But nothing compared to obliterating Liverpool’s wearying defence. Strikingly, in his post-match comments, Viduka said: “Every time I had a sniff of goal I scored, but I have actually played better.” After reducing Liverpool’s back four to quivering wrecks, those remarks raised a few eyebrows, but nobody could begrudge Viduka his soaring self-confidence.
Just a few days later, Leeds travelled to San Siro to face AC Milan in a crunch Champions League match, requiring a point to advance to the second group stage. It was Dominic Matteo, however, not Viduka, who scored to send O’Leary’s men into the next act of their European odyssey.
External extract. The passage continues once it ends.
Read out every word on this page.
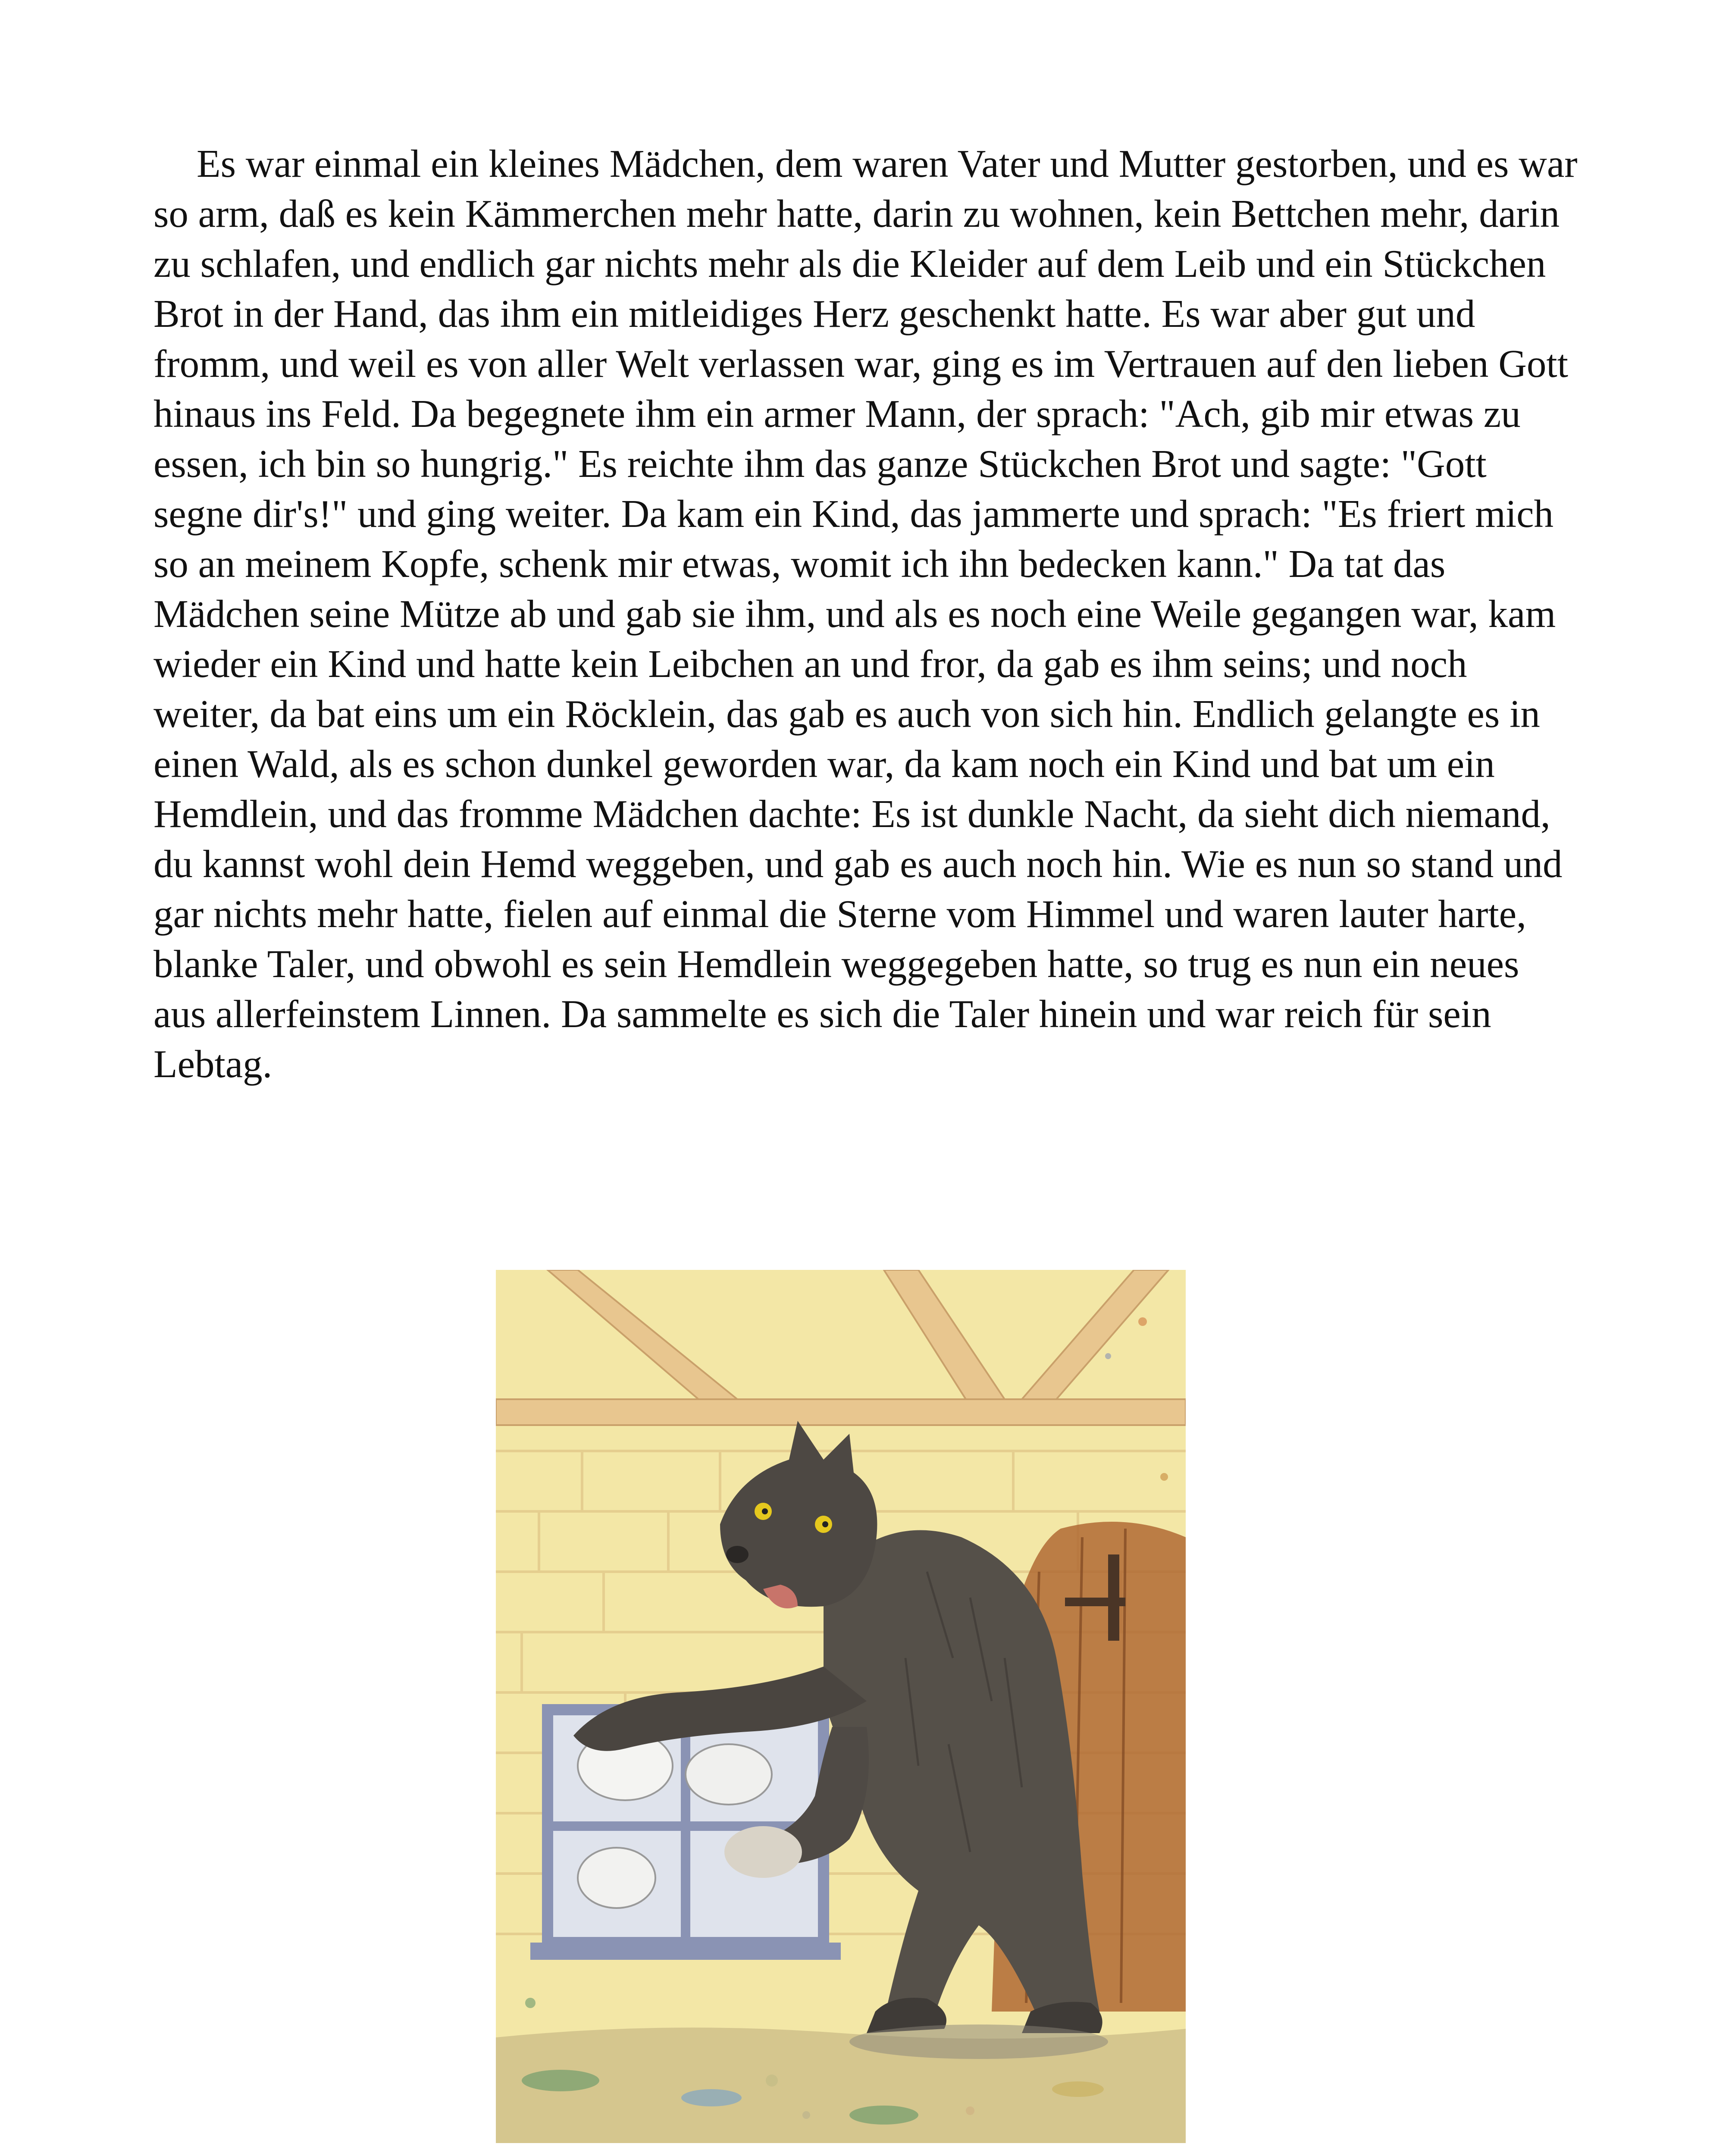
Es war einmal ein kleines Mädchen, dem waren Vater und Mutter gestorben, und es war so arm, daß es kein Kämmerchen mehr hatte, darin zu wohnen, kein Bettchen mehr, darin zu schlafen, und endlich gar nichts mehr als die Kleider auf dem Leib und ein Stückchen Brot in der Hand, das ihm ein mitleidiges Herz geschenkt hatte. Es war aber gut und fromm, und weil es von aller Welt verlassen war, ging es im Vertrauen auf den lieben Gott hinaus ins Feld. Da begegnete ihm ein armer Mann, der sprach: "Ach, gib mir etwas zu essen, ich bin so hungrig." Es reichte ihm das ganze Stückchen Brot und sagte: "Gott segne dir's!" und ging weiter. Da kam ein Kind, das jammerte und sprach: "Es friert mich so an meinem Kopfe, schenk mir etwas, womit ich ihn bedecken kann." Da tat das Mädchen seine Mütze ab und gab sie ihm, und als es noch eine Weile gegangen war, kam wieder ein Kind und hatte kein Leibchen an und fror, da gab es ihm seins; und noch weiter, da bat eins um ein Röcklein, das gab es auch von sich hin. Endlich gelangte es in einen Wald, als es schon dunkel geworden war, da kam noch ein Kind und bat um ein Hemdlein, und das fromme Mädchen dachte: Es ist dunkle Nacht, da sieht dich niemand, du kannst wohl dein Hemd weggeben, und gab es auch noch hin. Wie es nun so stand und gar nichts mehr hatte, fielen auf einmal die Sterne vom Himmel und waren lauter harte, blanke Taler, und obwohl es sein Hemdlein weggegeben hatte, so trug es nun ein neues aus allerfeinstem Linnen. Da sammelte es sich die Taler hinein und war reich für sein Lebtag.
From there, they beat Lazio in Rome, dared to dream against Real Madrid in the Bernabéu and thumped Deportivo en route to the semi-final on a special night under the lights at Elland Road. There was also a 13-game unbeaten run to help clinch third place in the Premier League behind Manchester United and Arsenal.
For Viduka, though, his merciless destruction of Liverpool proved the apotheosis of his time in England. He left for Middlesbrough in 2004 and briefly forged partnerships with Jimmy Floyd Hasselbaink and Yakubu Ayegbeni, before joining Newcastle in 2007, But his time on Tyneside was ravaged by injury and he was released in 2008.
Viduka retired soon after and, while he soldiered on for eight years after eviscerating Liverpool, the Australian was never quite that supreme again. In truth, he was never the hardest-working player. His diet was poor for an elite athlete and he was, by many accounts, lazy in training. Yet, while his career fizzled out, he remains to this day one of the most naturally gifted players Australia has produced and a vintage Premier League striker. Just ask Liverpool.